About 150 souls live in Wales — a coastal village on the Alaskan side of the Bering Strait.
On January 17 last, Summer Myomick and her one-year-old son were walking near the school there. According to an AP News report, there was a snowstorm at the time and the 24-year-old mother failed to notice that a polar bear was stalking them. It attacked. Locals tried to drive it off using shovels, but the bear turned and chased them into the school. Myomick and her child were mauled to death before the bear could be shot.
There had not been a fatal such attack in Wales for 30 years. A bear entering the village in the depths of winter is most unusual; all are normally far out on the pack-ice hunting seals. Why wasn’t this one out there?
Climate change may have led to the tragedy: global warming works in insidious ways. Polar bears depend on seals for food but they need ice-cover to catch them. A bear will lie in wait above a hole in the ice, waiting to pounce on a seal which surfaces for breath or hauls out to rest. Hunting must cease when the ice melts.
The polar seas are warming at an alarming rate. The ice is melting more rapidly, and earlier, each year. Areas which used to be covered in winter are now ice-free. Bears find it increasingly difficult to hunt successfully and they have a shorter season in which to do so. Did hunger cause the Wales intruder to head for the village?
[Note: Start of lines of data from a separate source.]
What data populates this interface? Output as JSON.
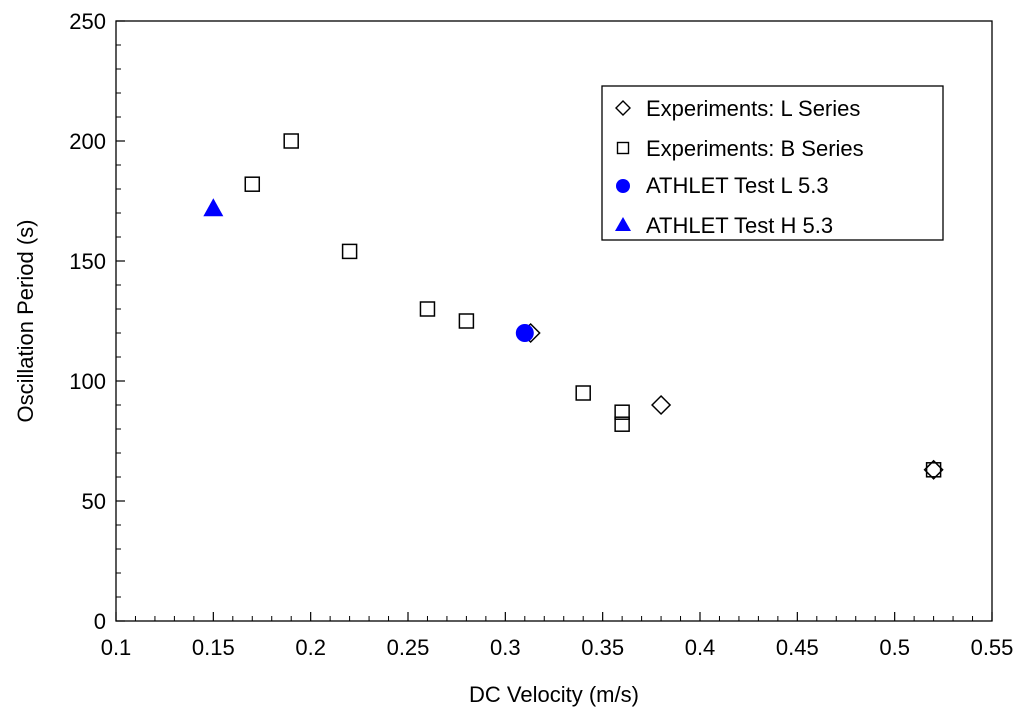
{
  "chart_data": {
    "type": "scatter",
    "xlabel": "DC Velocity (m/s)",
    "ylabel": "Oscillation Period (s)",
    "xlim": [
      0.1,
      0.55
    ],
    "ylim": [
      0,
      250
    ],
    "x_ticks": [
      "0.1",
      "0.15",
      "0.2",
      "0.25",
      "0.3",
      "0.35",
      "0.4",
      "0.45",
      "0.5",
      "0.55"
    ],
    "y_ticks": [
      "0",
      "50",
      "100",
      "150",
      "200",
      "250"
    ],
    "grid": false,
    "legend_position": "top-right",
    "series": [
      {
        "name": "Experiments: L Series",
        "marker": "diamond-open",
        "color": "#000000",
        "points": [
          [
            0.313,
            120
          ],
          [
            0.38,
            90
          ],
          [
            0.52,
            63
          ]
        ]
      },
      {
        "name": "Experiments: B Series",
        "marker": "square-open",
        "color": "#000000",
        "points": [
          [
            0.17,
            182
          ],
          [
            0.19,
            200
          ],
          [
            0.22,
            154
          ],
          [
            0.26,
            130
          ],
          [
            0.28,
            125
          ],
          [
            0.34,
            95
          ],
          [
            0.36,
            87
          ],
          [
            0.36,
            82
          ],
          [
            0.52,
            63
          ]
        ]
      },
      {
        "name": "ATHLET Test L 5.3",
        "marker": "circle-filled",
        "color": "#0000ff",
        "points": [
          [
            0.31,
            120
          ]
        ]
      },
      {
        "name": "ATHLET Test H 5.3",
        "marker": "triangle-filled",
        "color": "#0000ff",
        "points": [
          [
            0.15,
            172
          ]
        ]
      }
    ]
  }
}
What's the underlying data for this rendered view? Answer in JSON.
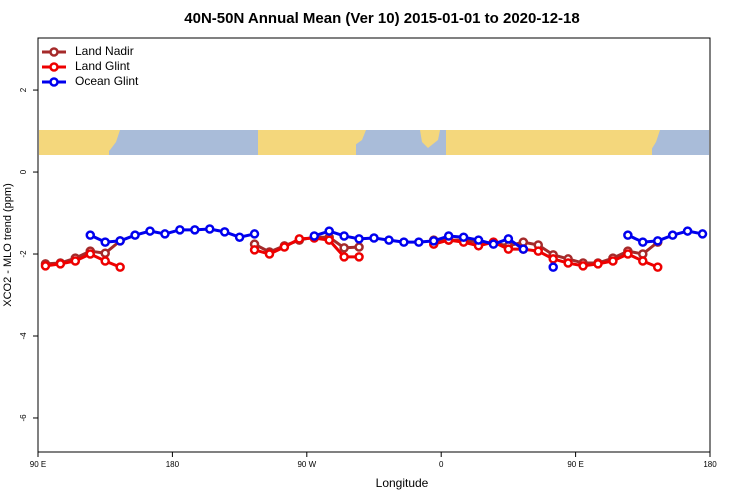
{
  "chart_data": {
    "type": "line",
    "title": "40N-50N Annual Mean (Ver 10)   2015-01-01 to 2020-12-18",
    "x_label": "Longitude",
    "y_label": "XCO2 - MLO trend (ppm)",
    "x": [
      95,
      105,
      115,
      125,
      135,
      145,
      155,
      165,
      175,
      185,
      195,
      205,
      215,
      225,
      235,
      245,
      255,
      265,
      275,
      285,
      295,
      305,
      315,
      325,
      335,
      345,
      355,
      365,
      375,
      385,
      395,
      405,
      415,
      425,
      435,
      445,
      455,
      465,
      475,
      485,
      495,
      505,
      515,
      525,
      535
    ],
    "series": [
      {
        "name": "Land Nadir",
        "color": "#a52a2a",
        "values": [
          -2.24,
          -2.22,
          -2.1,
          -1.93,
          -1.98,
          -1.68,
          null,
          null,
          null,
          null,
          null,
          null,
          null,
          null,
          -1.76,
          -1.95,
          -1.8,
          -1.66,
          -1.59,
          -1.59,
          -1.85,
          -1.83,
          null,
          null,
          null,
          null,
          -1.66,
          -1.66,
          -1.66,
          -1.71,
          -1.73,
          -1.8,
          -1.71,
          -1.78,
          -2.02,
          -2.12,
          -2.22,
          -2.22,
          -2.1,
          -1.93,
          -2.0,
          -1.71,
          null,
          null,
          null
        ]
      },
      {
        "name": "Land Glint",
        "color": "#ee0000",
        "values": [
          -2.29,
          -2.24,
          -2.17,
          -2.0,
          -2.17,
          -2.32,
          null,
          null,
          null,
          null,
          null,
          null,
          null,
          null,
          -1.9,
          -2.0,
          -1.83,
          -1.63,
          -1.61,
          -1.66,
          -2.07,
          -2.07,
          null,
          null,
          null,
          null,
          -1.76,
          -1.66,
          -1.71,
          -1.8,
          -1.71,
          -1.88,
          -1.88,
          -1.93,
          -2.12,
          -2.22,
          -2.29,
          -2.24,
          -2.17,
          -2.0,
          -2.17,
          -2.32,
          null,
          null,
          null
        ]
      },
      {
        "name": "Ocean Glint",
        "color": "#0000ee",
        "values": [
          null,
          null,
          null,
          -1.54,
          -1.71,
          -1.68,
          -1.54,
          -1.44,
          -1.51,
          -1.41,
          -1.41,
          -1.39,
          -1.46,
          -1.59,
          -1.51,
          null,
          null,
          null,
          -1.56,
          -1.44,
          -1.56,
          -1.63,
          -1.61,
          -1.66,
          -1.71,
          -1.71,
          -1.68,
          -1.56,
          -1.59,
          -1.66,
          -1.76,
          -1.63,
          -1.88,
          null,
          -2.32,
          null,
          null,
          null,
          null,
          -1.54,
          -1.71,
          -1.68,
          -1.54,
          -1.44,
          -1.51
        ]
      }
    ],
    "xlim": [
      90,
      540
    ],
    "xticks": [
      {
        "value": 90,
        "label": "90 E"
      },
      180,
      {
        "value": 270,
        "label": "90 W"
      },
      0,
      {
        "value": 450,
        "label": "90 E"
      },
      {
        "value": 540,
        "label": "180"
      }
    ],
    "ylim": [
      -6.83,
      3.27
    ],
    "yticks": [
      -6,
      -4,
      -2,
      0,
      2
    ],
    "legend": "top-left"
  }
}
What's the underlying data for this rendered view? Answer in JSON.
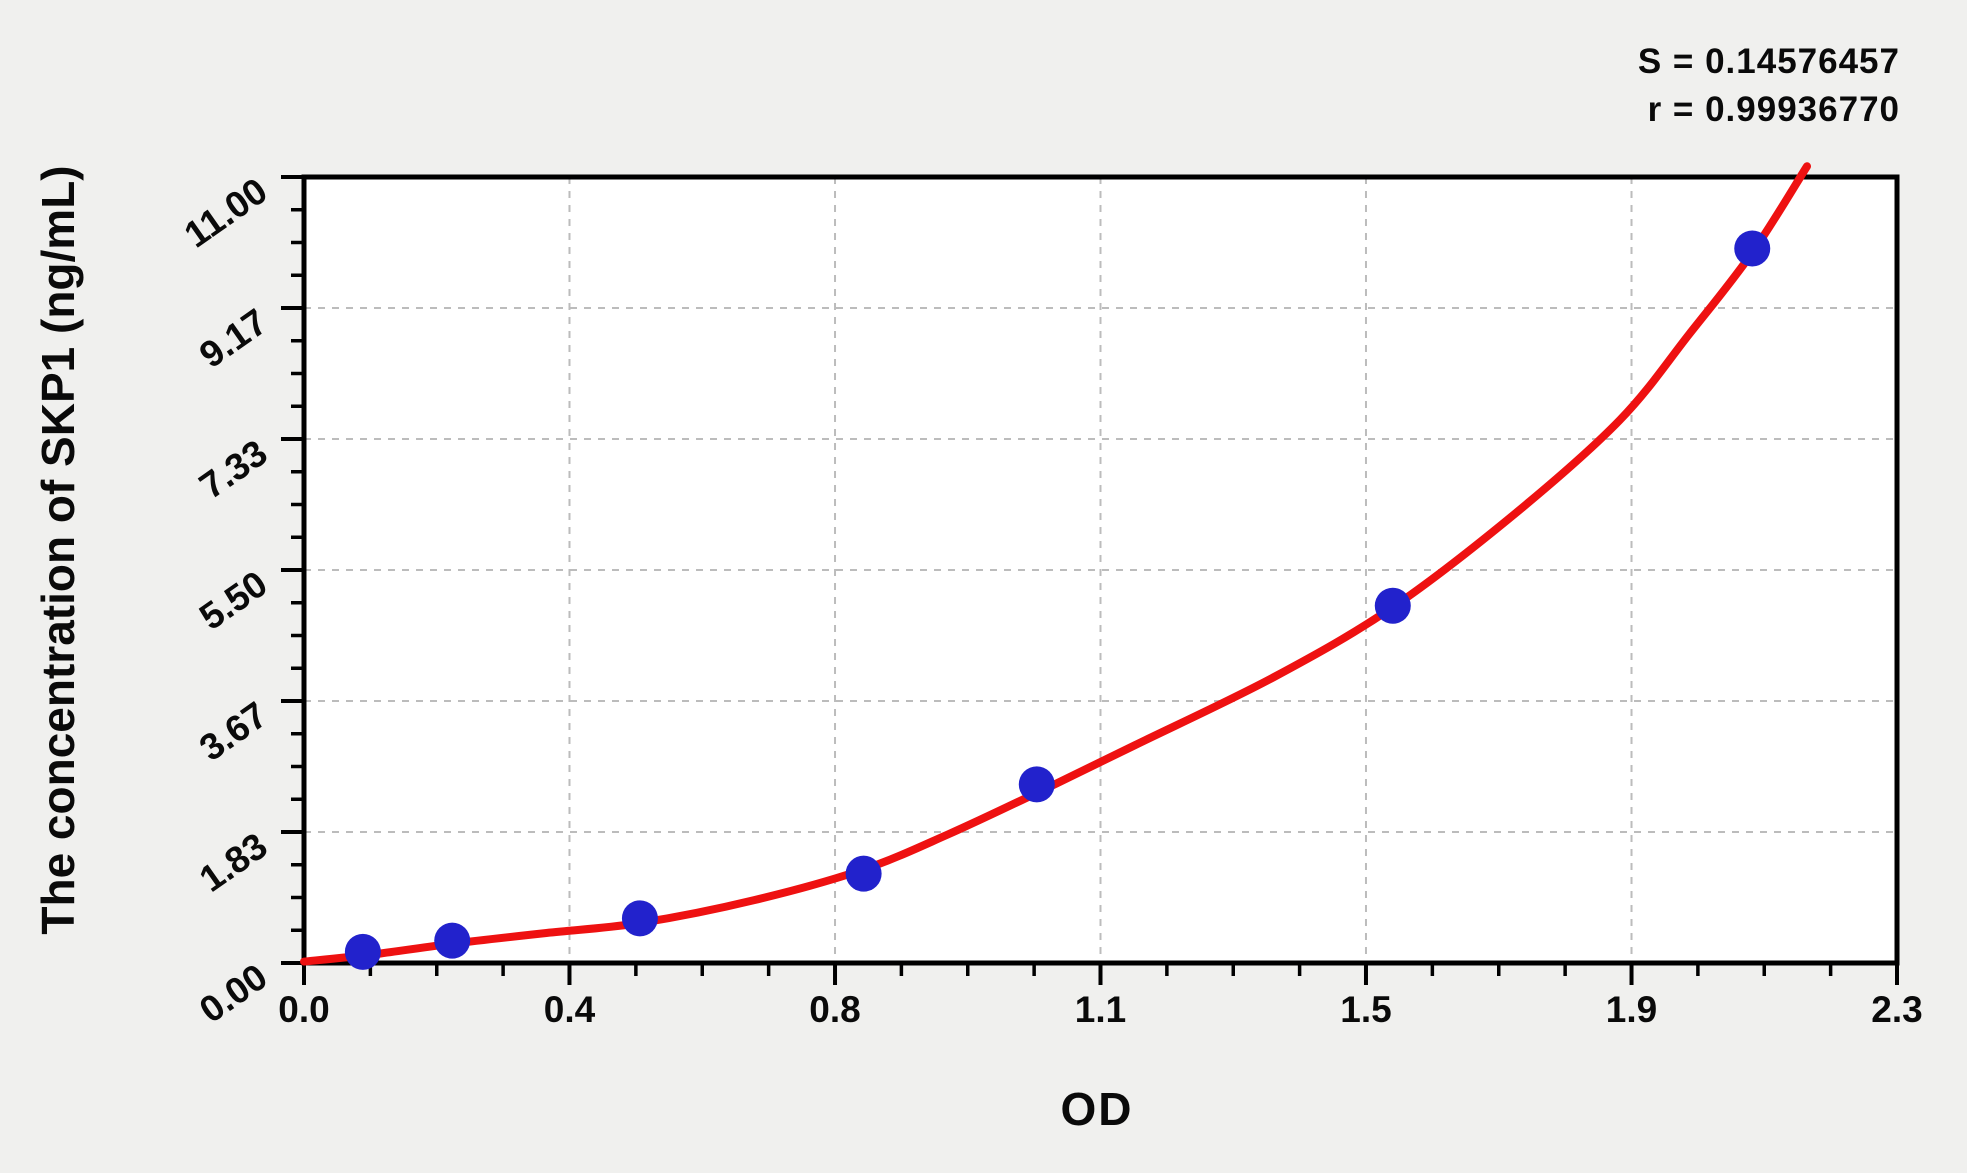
{
  "annotation": {
    "s_label": "S = 0.14576457",
    "r_label": "r = 0.99936770"
  },
  "chart_data": {
    "type": "scatter",
    "title": "",
    "xlabel": "OD",
    "ylabel": "The concentration of SKP1 (ng/mL)",
    "xlim": [
      0,
      2.3
    ],
    "ylim": [
      0,
      11
    ],
    "x_major_ticks": [
      0,
      0.3833,
      0.7667,
      1.15,
      1.5333,
      1.9167,
      2.3
    ],
    "x_tick_labels": [
      "0.0",
      "0.4",
      "0.8",
      "1.1",
      "1.5",
      "1.9",
      "2.3"
    ],
    "y_major_ticks": [
      0,
      1.8333,
      3.6667,
      5.5,
      7.3333,
      9.1667,
      11
    ],
    "y_tick_labels": [
      "0.00",
      "1.83",
      "3.67",
      "5.50",
      "7.33",
      "9.17",
      "11.00"
    ],
    "minor_divisions_per_major": 4,
    "grid": {
      "style": "dashed",
      "at": "major-ticks",
      "color": "#bcbcbc"
    },
    "legend": "none",
    "points": [
      {
        "od": 0.085,
        "conc": 0.156
      },
      {
        "od": 0.214,
        "conc": 0.313
      },
      {
        "od": 0.485,
        "conc": 0.625
      },
      {
        "od": 0.808,
        "conc": 1.25
      },
      {
        "od": 1.058,
        "conc": 2.5
      },
      {
        "od": 1.572,
        "conc": 5.0
      },
      {
        "od": 2.091,
        "conc": 10.0
      }
    ],
    "fit_curve": {
      "S": 0.14576457,
      "r": 0.9993677,
      "samples": [
        {
          "od": 0.0,
          "conc": 0.02
        },
        {
          "od": 0.1,
          "conc": 0.12
        },
        {
          "od": 0.214,
          "conc": 0.27
        },
        {
          "od": 0.35,
          "conc": 0.42
        },
        {
          "od": 0.485,
          "conc": 0.56
        },
        {
          "od": 0.65,
          "conc": 0.88
        },
        {
          "od": 0.808,
          "conc": 1.31
        },
        {
          "od": 0.93,
          "conc": 1.8
        },
        {
          "od": 1.058,
          "conc": 2.38
        },
        {
          "od": 1.2,
          "conc": 3.05
        },
        {
          "od": 1.4,
          "conc": 4.0
        },
        {
          "od": 1.572,
          "conc": 4.98
        },
        {
          "od": 1.75,
          "conc": 6.3
        },
        {
          "od": 1.9,
          "conc": 7.6
        },
        {
          "od": 2.0,
          "conc": 8.8
        },
        {
          "od": 2.091,
          "conc": 9.94
        },
        {
          "od": 2.17,
          "conc": 11.15
        }
      ]
    },
    "colors": {
      "point": "#2222cc",
      "curve": "#ee1111",
      "grid": "#bcbcbc",
      "axis": "#000000",
      "plot_bg": "#ffffff",
      "page_bg": "#f0f0ee",
      "text": "#0a0a0a"
    }
  }
}
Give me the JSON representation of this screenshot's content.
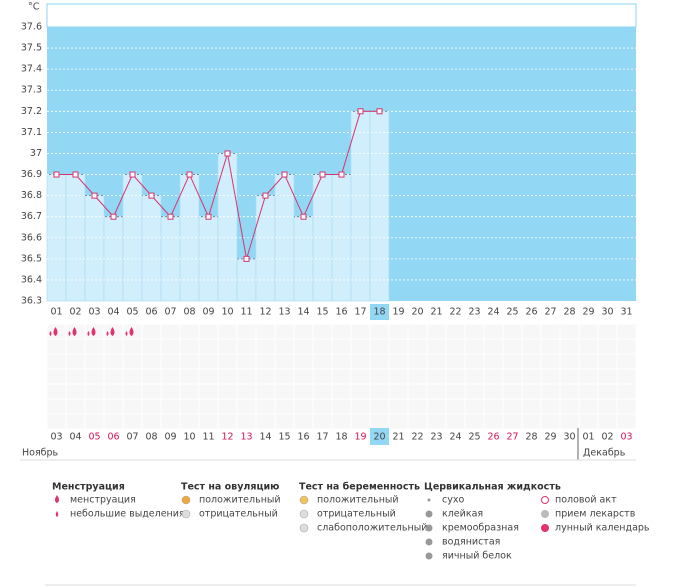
{
  "chart_data": {
    "type": "line",
    "y_unit": "°C",
    "categories": [
      "01",
      "02",
      "03",
      "04",
      "05",
      "06",
      "07",
      "08",
      "09",
      "10",
      "11",
      "12",
      "13",
      "14",
      "15",
      "16",
      "17",
      "18",
      "19",
      "20",
      "21",
      "22",
      "23",
      "24",
      "25",
      "26",
      "27",
      "28",
      "29",
      "30",
      "31"
    ],
    "values": [
      36.9,
      36.9,
      36.8,
      36.7,
      36.9,
      36.8,
      36.7,
      36.9,
      36.7,
      37,
      36.5,
      36.8,
      36.9,
      36.7,
      36.9,
      36.9,
      37.2,
      37.2,
      null,
      null,
      null,
      null,
      null,
      null,
      null,
      null,
      null,
      null,
      null,
      null,
      null
    ],
    "color": "#d8336e",
    "background": "#92d8f4",
    "bar_color": "#d0eefc",
    "highlight": 17,
    "ylim": [
      36.3,
      37.6
    ],
    "yticks": [
      36.3,
      36.4,
      36.5,
      36.6,
      36.7,
      36.8,
      36.9,
      37,
      37.1,
      37.2,
      37.3,
      37.4,
      37.5,
      37.6
    ],
    "grid": true
  },
  "menstruation_days": [
    0,
    1,
    2,
    3,
    4
  ],
  "calendar": {
    "dates": [
      "03",
      "04",
      "05",
      "06",
      "07",
      "08",
      "09",
      "10",
      "11",
      "12",
      "13",
      "14",
      "15",
      "16",
      "17",
      "18",
      "19",
      "20",
      "21",
      "22",
      "23",
      "24",
      "25",
      "26",
      "27",
      "28",
      "29",
      "30",
      "01",
      "02",
      "03"
    ],
    "red": [
      2,
      3,
      9,
      10,
      16,
      23,
      24,
      30
    ],
    "today": 17,
    "months": [
      "Ноябрь",
      "Декабрь"
    ],
    "month_start": 28
  },
  "legend": {
    "groups": [
      {
        "title": "Менструация",
        "items": [
          "менструация",
          "небольшие выделения"
        ]
      },
      {
        "title": "Тест на овуляцию",
        "items": [
          "положительный",
          "отрицательный"
        ]
      },
      {
        "title": "Тест на беременность",
        "items": [
          "положительный",
          "отрицательный",
          "слабоположительный"
        ]
      },
      {
        "title": "Цервикальная жидкость",
        "items": [
          "сухо",
          "клейкая",
          "кремообразная",
          "водянистая",
          "яичный белок"
        ]
      }
    ],
    "extra": [
      "половой акт",
      "прием лекарств",
      "лунный календарь"
    ]
  }
}
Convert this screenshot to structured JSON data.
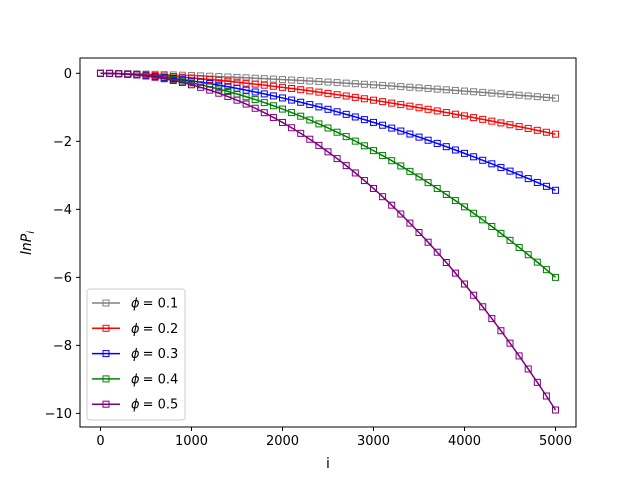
{
  "chart_data": {
    "type": "line",
    "xlabel": "i",
    "ylabel": "lnP",
    "ylabel_subscript": "i",
    "xlim": [
      -225,
      5225
    ],
    "ylim": [
      -10.4,
      0.45
    ],
    "xticks": [
      0,
      1000,
      2000,
      3000,
      4000,
      5000
    ],
    "xtick_labels": [
      "0",
      "1000",
      "2000",
      "3000",
      "4000",
      "5000"
    ],
    "yticks": [
      0,
      -2,
      -4,
      -6,
      -8,
      -10
    ],
    "ytick_labels": [
      "0",
      "−2",
      "−4",
      "−6",
      "−8",
      "−10"
    ],
    "grid": false,
    "legend_placement": "lower-left",
    "marker": "square",
    "x_start": 0,
    "x_step": 100,
    "x_end": 5000,
    "series": [
      {
        "name_symbol": "ϕ",
        "name_value": "= 0.1",
        "color": "#808080",
        "end_value": -0.73,
        "exponent": 1.5
      },
      {
        "name_symbol": "ϕ",
        "name_value": "= 0.2",
        "color": "#ff0000",
        "end_value": -1.79,
        "exponent": 1.6
      },
      {
        "name_symbol": "ϕ",
        "name_value": "= 0.3",
        "color": "#0000ff",
        "end_value": -3.44,
        "exponent": 1.7
      },
      {
        "name_symbol": "ϕ",
        "name_value": "= 0.4",
        "color": "#008000",
        "end_value": -6.0,
        "exponent": 1.9
      },
      {
        "name_symbol": "ϕ",
        "name_value": "= 0.5",
        "color": "#800080",
        "end_value": -9.9,
        "exponent": 2.1
      }
    ]
  }
}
Young and very old bears suffer most in lean times. Examination of its carcass showed that the Wales killer was in poor condition. There was no sign of rabies or any other condition which might have disposed it to attack. A bear’s age can be determined from a tooth. The animal was probably old but tooth analysis has yet to be completed.
Meanwhile, the plight of polar bears continues to worsen in Canada. According to John Whiteman of the Polar Bears Society, their numbers in the Western Hudson Bay area fell by 27% between 2016 and 2021. The adult male population has "changed little" but "there are fewer adult females with cubs", he says.
" As the Arctic warms, bears are spending more time on shore" and conflict with people is "a growing problem".
Starving bears have taken to raiding seabird nests. Others are trying to catch geese and targeting walrus herds. They are relying increasingly on land-based foods, instead of their normal marine ones. According to a US Geological Survey team, this is leading to poor health and early deaths. Some experts predict that, at current global warming rates, two-thirds of today’s polar bear population will be gone by 2050.
Human fatalities due to bears are still exceedingly rare. Seventy-three wild bear attacks were recorded across the five polar bear states (Canada, Greenland, Norway, Russia and the US) between 1870 and 2014, resulting in 20 deaths and 63 injuries. "Nutritionally-stressed adult males" posed the greatest threat. Females tended to attack only in defence of cubs.